A detailed discussion of the schedtrace output is available in Dmitry Vyukov’s excellent blog post from the Intel DeveloperZone.

Append scheddetail=1 will cause the runtime to output the state of each individual goroutine in addition to the summary, producing very verbose output.

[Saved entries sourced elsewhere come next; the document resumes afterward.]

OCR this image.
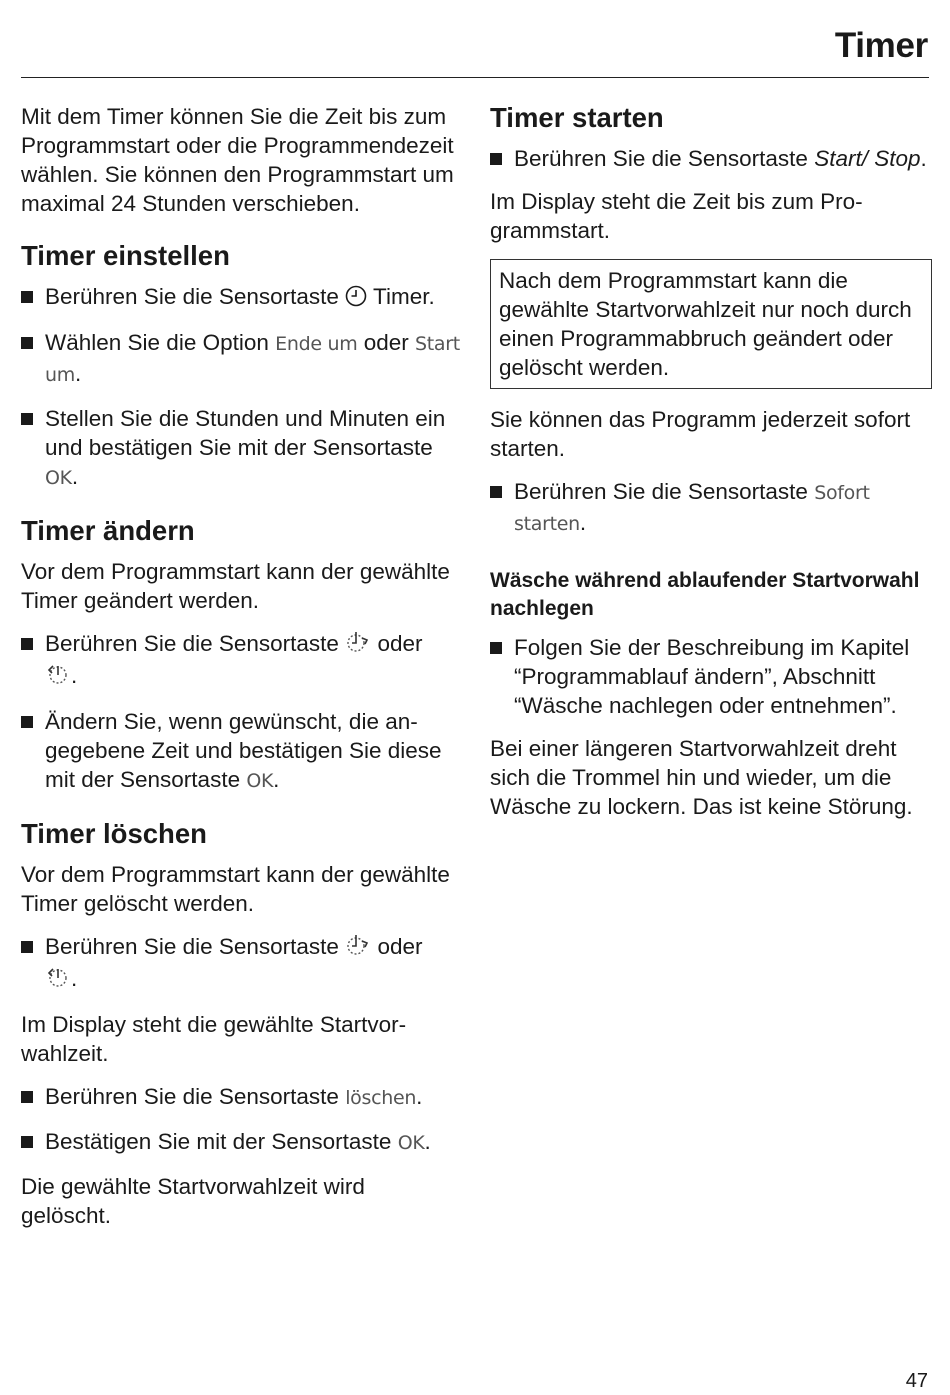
Timer

Mit dem Timer können Sie die Zeit bis zum Programmstart oder die Programmendezeit wählen. Sie können den Programmstart um maximal 24 Stunden verschieben.

Timer einstellen
Berühren Sie die Sensortaste  Timer.
Wählen Sie die Option Ende um oder Start um.
Stellen Sie die Stunden und Minuten ein und bestätigen Sie mit der Sensortaste OK.
Timer ändern

Vor dem Programmstart kann der gewählte Timer geändert werden.

Berühren Sie die Sensortaste  oder
.
Ändern Sie, wenn gewünscht, die angegebene Zeit und bestätigen Sie diese mit der Sensortaste OK.
Timer löschen

Vor dem Programmstart kann der gewählte Timer gelöscht werden.

Berühren Sie die Sensortaste  oder
.

Im Display steht die gewählte Startvorwahlzeit.

Berühren Sie die Sensortaste löschen.
Bestätigen Sie mit der Sensortaste OK.

Die gewählte Startvorwahlzeit wird gelöscht.

Timer starten
Berühren Sie die Sensortaste Start/ Stop.

Im Display steht die Zeit bis zum Programmstart.

Nach dem Programmstart kann die gewählte Startvorwahlzeit nur noch durch einen Programmabbruch geändert oder gelöscht werden.

Sie können das Programm jederzeit sofort starten.

Berühren Sie die Sensortaste Sofort starten.
Wäsche während ablaufender Startvorwahl nachlegen
Folgen Sie der Beschreibung im Kapitel “Programmablauf ändern”, Abschnitt “Wäsche nachlegen oder entnehmen”.

Bei einer längeren Startvorwahlzeit dreht sich die Trommel hin und wieder, um die Wäsche zu lockern. Das ist keine Störung.

47
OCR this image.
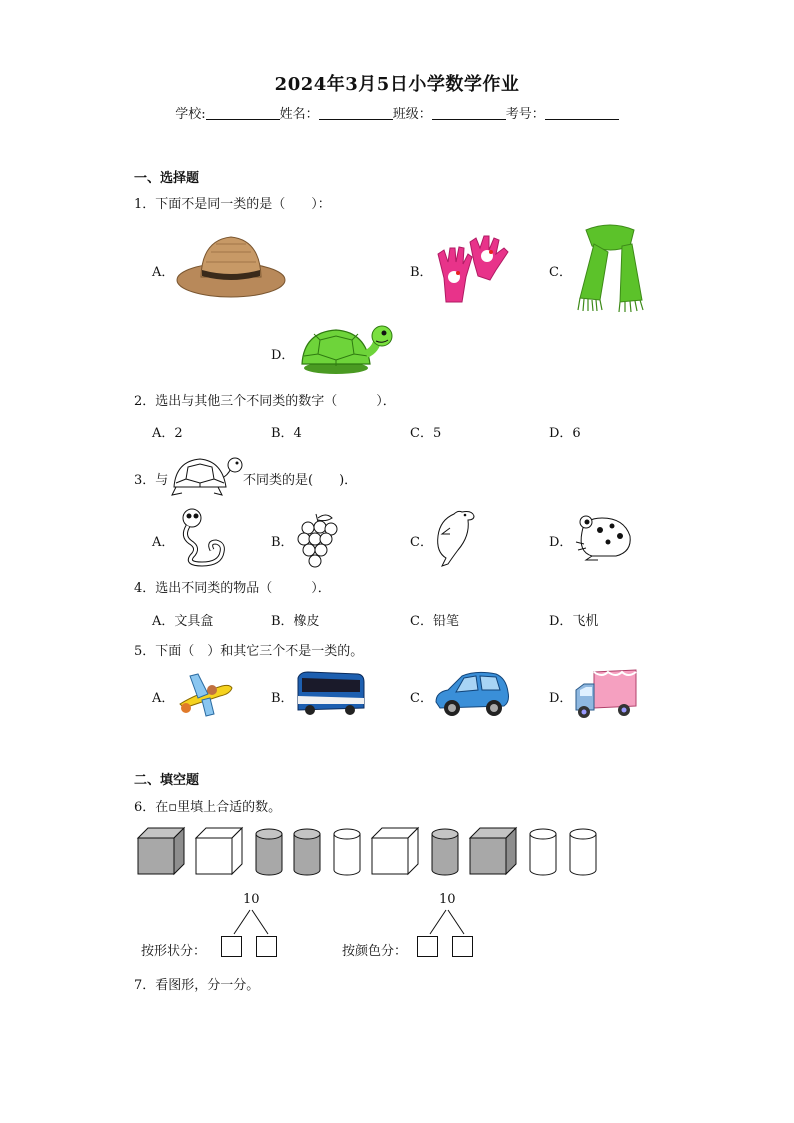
2024年3月5日小学数学作业
学校:	姓名：	班级：	考号：
一、选择题
1．下面不是同一类的是（　　）：
A．	B．	C．
D．
2．选出与其他三个不同类的数字（　　　）．
A．2	B．4	C．5	D．6
3．与	不同类的是(　　)．
A．	B．	C．	D．
4．选出不同类的物品（　　　）．
A．文具盒	B．橡皮	C．铅笔	D．飞机
5．下面（　）和其它三个不是一类的。
A．	B．	C．	D．
二、填空题
6．在▫里填上合适的数。
10
按形状分：
10
按颜色分：
7．看图形，分一分。
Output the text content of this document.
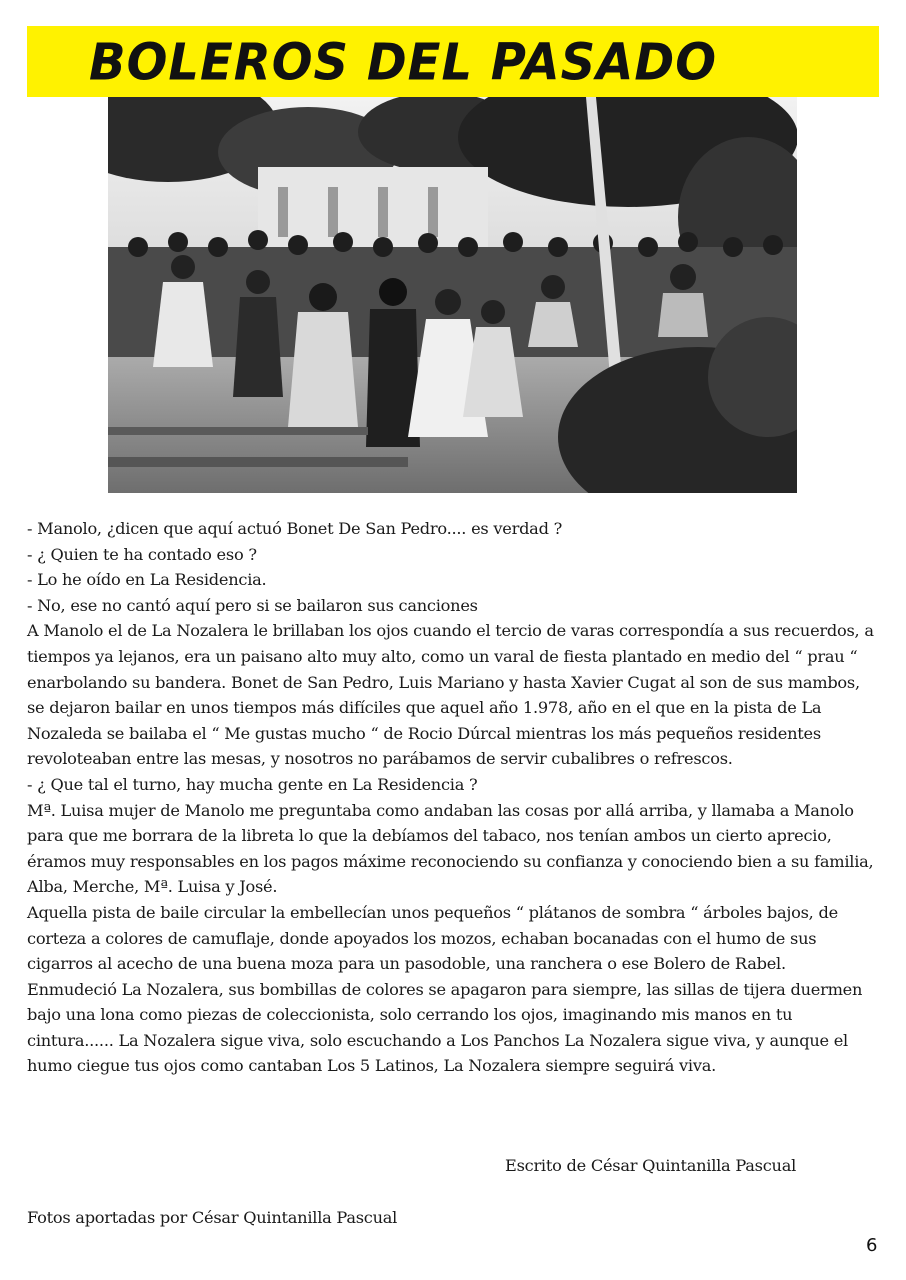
BOLEROS DEL PASADO

- Manolo, ¿dicen que aquí actuó Bonet De San Pedro.... es verdad ?

- ¿ Quien te ha contado eso ?

- Lo he oído en La Residencia.

- No, ese no cantó aquí pero si se bailaron sus canciones

A Manolo el de La Nozalera le brillaban los ojos cuando el tercio de varas correspondía a sus recuerdos, a tiempos ya lejanos, era un paisano alto muy alto, como un varal de fiesta plantado en medio del “ prau “ enarbolando su bandera. Bonet de San Pedro, Luis Mariano y hasta Xavier Cugat al son de sus mambos, se dejaron bailar en unos tiempos más difíciles que aquel año 1.978, año en el que en la pista de La Nozaleda se bailaba el “ Me gustas mucho “ de Rocio Dúrcal mientras los más pequeños residentes revoloteaban entre las mesas, y nosotros no parábamos de servir cubalibres o refrescos.

- ¿ Que tal el turno, hay mucha gente en La Residencia ?

Mª. Luisa mujer de Manolo me preguntaba como andaban las cosas por allá arriba, y llamaba a Manolo para que me borrara de la libreta lo que la debíamos del tabaco, nos tenían ambos un cierto aprecio, éramos muy responsables en los pagos máxime reconociendo su confianza y conociendo bien a su familia, Alba, Merche, Mª. Luisa y José.

Aquella pista de baile circular la embellecían unos pequeños “ plátanos de sombra “ árboles bajos, de corteza a colores de camuflaje, donde apoyados los mozos, echaban bocanadas con el humo de sus cigarros al acecho de una buena moza para un pasodoble, una ranchera o ese Bolero de Rabel.

Enmudeció La Nozalera, sus bombillas de colores se apagaron para siempre, las sillas de tijera duermen bajo una lona como piezas de coleccionista, solo cerrando los ojos, imaginando mis manos en tu cintura...... La Nozalera sigue viva, solo escuchando a Los Panchos La Nozalera sigue viva, y aunque el humo ciegue tus ojos como cantaban Los 5 Latinos, La Nozalera siempre seguirá viva.

Escrito de César Quintanilla Pascual
Fotos aportadas por César Quintanilla Pascual
6
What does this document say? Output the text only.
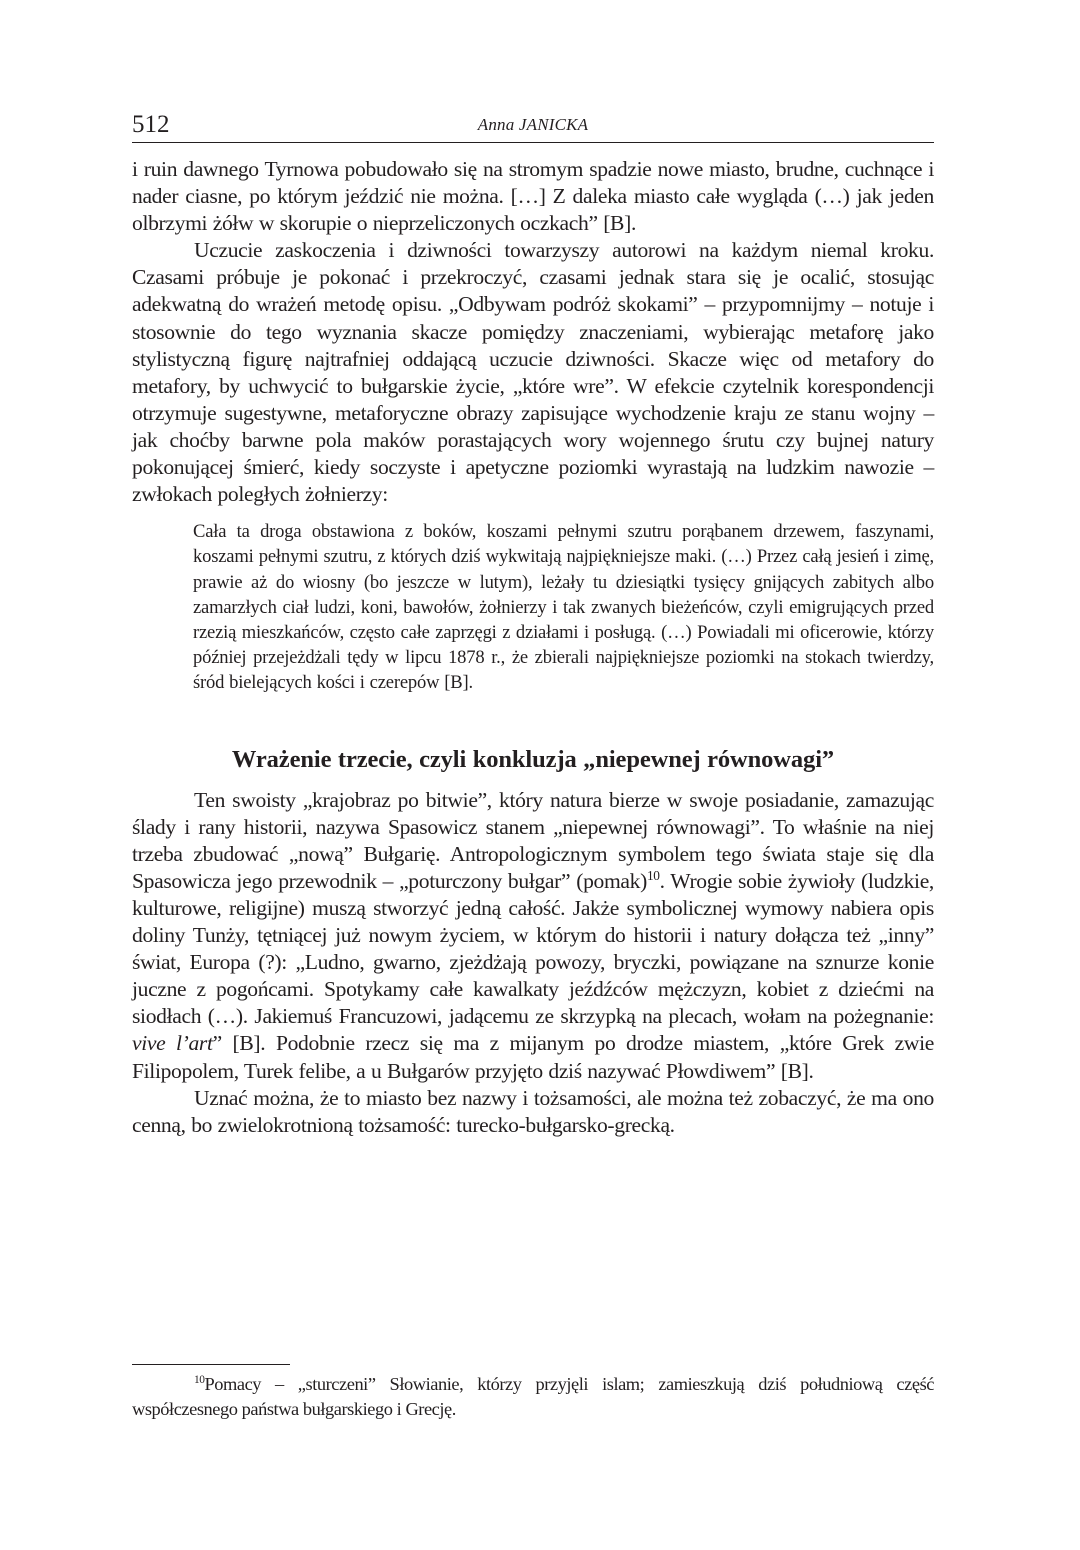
512	Anna JANICKA

i ruin dawnego Tyrnowa pobudowało się na stromym spadzie nowe miasto, brudne, cuchnące i nader ciasne, po którym jeździć nie można. […] Z daleka miasto całe wygląda (…) jak jeden olbrzymi żółw w skorupie o nieprzeliczonych oczkach” [B].

Uczucie zaskoczenia i dziwności towarzyszy autorowi na każdym niemal kroku. Czasami próbuje je pokonać i przekroczyć, czasami jednak stara się je ocalić, stosując adekwatną do wrażeń metodę opisu. „Odbywam podróż skokami” – przypomnijmy – notuje i stosownie do tego wyznania skacze pomiędzy znaczeniami, wybierając metaforę jako stylistyczną figurę najtrafniej oddającą uczucie dziwności. Skacze więc od metafory do metafory, by uchwycić to bułgarskie życie, „które wre”. W efekcie czytelnik korespondencji otrzymuje sugestywne, metaforyczne obrazy zapisujące wychodzenie kraju ze stanu wojny – jak choćby barwne pola maków porastających wory wojennego śrutu czy bujnej natury pokonującej śmierć, kiedy soczyste i apetyczne poziomki wyrastają na ludzkim nawozie – zwłokach poległych żołnierzy:

Cała ta droga obstawiona z boków, koszami pełnymi szutru porąbanem drzewem, faszynami, koszami pełnymi szutru, z których dziś wykwitają najpiękniejsze maki. (…) Przez całą jesień i zimę, prawie aż do wiosny (bo jeszcze w lutym), leżały tu dziesiątki tysięcy gnijących zabitych albo zamarzłych ciał ludzi, koni, bawołów, żołnierzy i tak zwanych bieżeńców, czyli emigrujących przed rzezią mieszkańców, często całe zaprzęgi z działami i posługą. (…) Powiadali mi oficerowie, którzy później przejeżdżali tędy w lipcu 1878 r., że zbierali najpiękniejsze poziomki na stokach twierdzy, śród bielejących kości i czerepów [B].
Wrażenie trzecie, czyli konkluzja „niepewnej równowagi”

Ten swoisty „krajobraz po bitwie”, który natura bierze w swoje posiadanie, zamazując ślady i rany historii, nazywa Spasowicz stanem „niepewnej równowagi”. To właśnie na niej trzeba zbudować „nową” Bułgarię. Antropologicznym symbolem tego świata staje się dla Spasowicza jego przewodnik – „poturczony bułgar” (pomak)$^{10}$. Wrogie sobie żywioły (ludzkie, kulturowe, religijne) muszą stworzyć jedną całość. Jakże symbolicznej wymowy nabiera opis doliny Tunży, tętniącej już nowym życiem, w którym do historii i natury dołącza też „inny” świat, Europa (?): „Ludno, gwarno, zjeżdżają powozy, bryczki, powiązane na sznurze konie juczne z pogońcami. Spotykamy całe kawalkaty jeźdźców mężczyzn, kobiet z dziećmi na siodłach (…). Jakiemuś Francuzowi, jadącemu ze skrzypką na plecach, wołam na pożegnanie: vive l’art” [B]. Podobnie rzecz się ma z mijanym po drodze miastem, „które Grek zwie Filipopolem, Turek felibe, a u Bułgarów przyjęto dziś nazywać Płowdiwem” [B].

Uznać można, że to miasto bez nazwy i tożsamości, ale można też zobaczyć, że ma ono cenną, bo zwielokrotnioną tożsamość: turecko-bułgarsko-grecką.

$^{10}$Pomacy – „sturczeni” Słowianie, którzy przyjęli islam; zamieszkują dziś południową część współczesnego państwa bułgarskiego i Grecję.
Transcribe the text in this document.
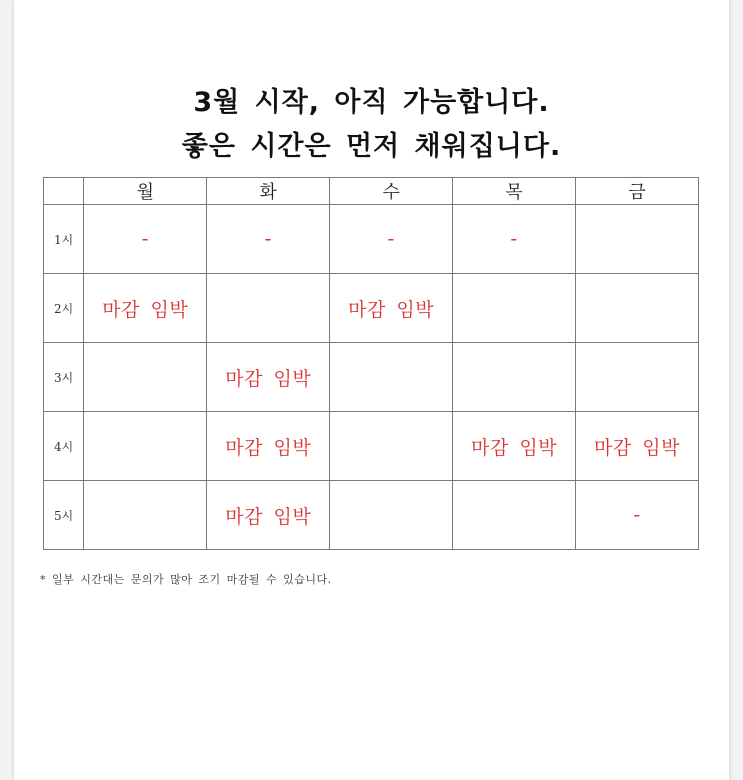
3월 시작, 아직 가능합니다.
좋은 시간은 먼저 채워집니다.
	월	화	수	목	금
1시	-	-	-	-	
2시	마감 임박		마감 임박		
3시		마감 임박			
4시		마감 임박		마감 임박	마감 임박
5시		마감 임박			-
* 일부 시간대는 문의가 많아 조기 마감될 수 있습니다.
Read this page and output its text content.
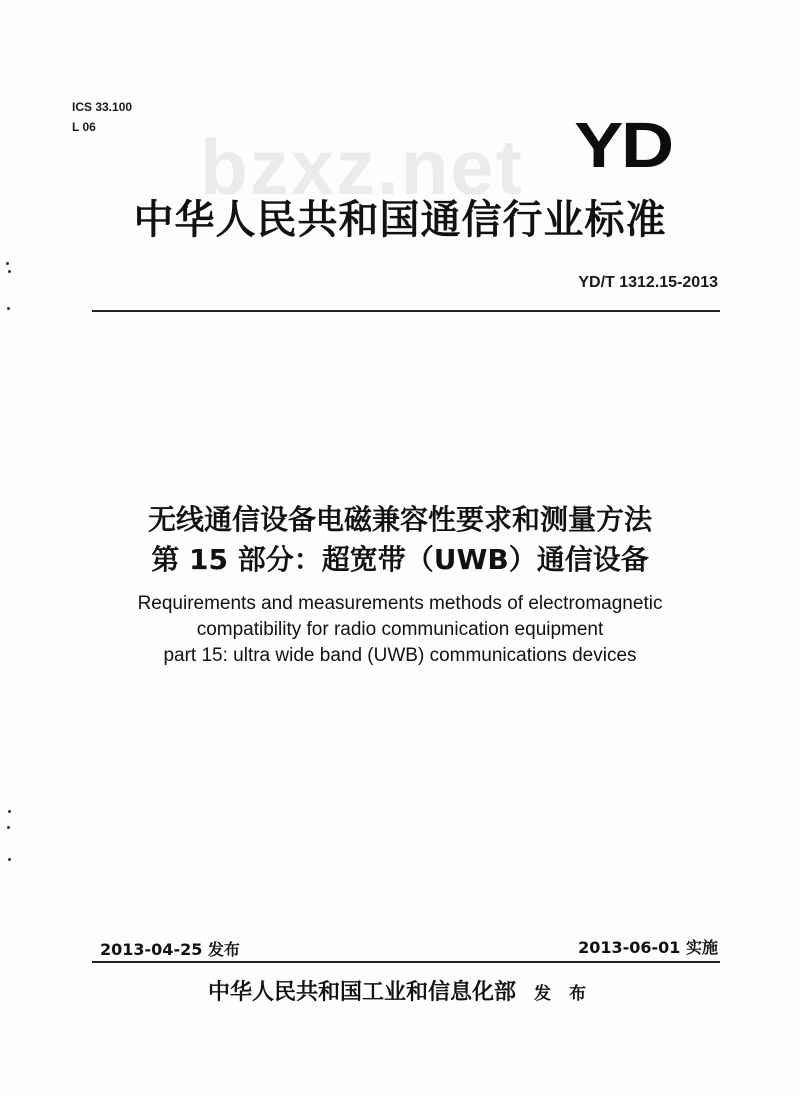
ICS 33.100
L 06 bzxz.net YD
中华人民共和国通信行业标准
YD/T 1312.15-2013
无线通信设备电磁兼容性要求和测量方法
第 15 部分：超宽带（UWB）通信设备
Requirements and measurements methods of electromagnetic
compatibility for radio communication equipment
part 15: ultra wide band (UWB) communications devices
2013-04-25 发布	2013-06-01 实施
中华人民共和国工业和信息化部 发 布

% env GODEBUG=scheddetail=1,schedtrace=1000 godoc -http=:8080 -index
SCHED 0ms: gomaxprocs=4 idleprocs=3 threads=3 spinningthreads=0 idlethreads=0 runqueue=0 gcwaiting=0 nmidlelocked=0 stopwait=0 sysmonwait=0
  P0: status=1 schedtick=0 syscalltick=0 m=0 runqsize=0 gfreecnt=0
  P1: status=0 schedtick=0 syscalltick=0 m=-1 runqsize=0 gfreecnt=0
  P2: status=0 schedtick=0 syscalltick=0 m=-1 runqsize=0 gfreecnt=0
  P3: status=0 schedtick=0 syscalltick=0 m=-1 runqsize=0 gfreecnt=0
  M2: p=-1 curg=-1 mallocing=0 throwing=0 preemptoff= locks=1 dying=0 helpgc=0 spinning=false blocked=false lockedg=-1
  M1: p=-1 curg=17 mallocing=0 throwing=0 preemptoff= locks=0 dying=0 helpgc=0 spinning=false blocked=false lockedg=17
  M0: p=0 curg=1 mallocing=0 throwing=0 preemptoff= locks=2 dying=0 helpgc=0 spinning=false blocked=false lockedg=1
  G1: status=2(stack growth) m=0 lockedm=0
  G17: status=3() m=1 lockedm=1
  G2: status=1() m=-1 lockedm=-1

This output may be useful for debugging leaking goroutines, but other facilities like net/http/pprof are likely to be more useful.

Further reading

All the environment variables available for your version of Go are detailed in the godoc for the runtime package.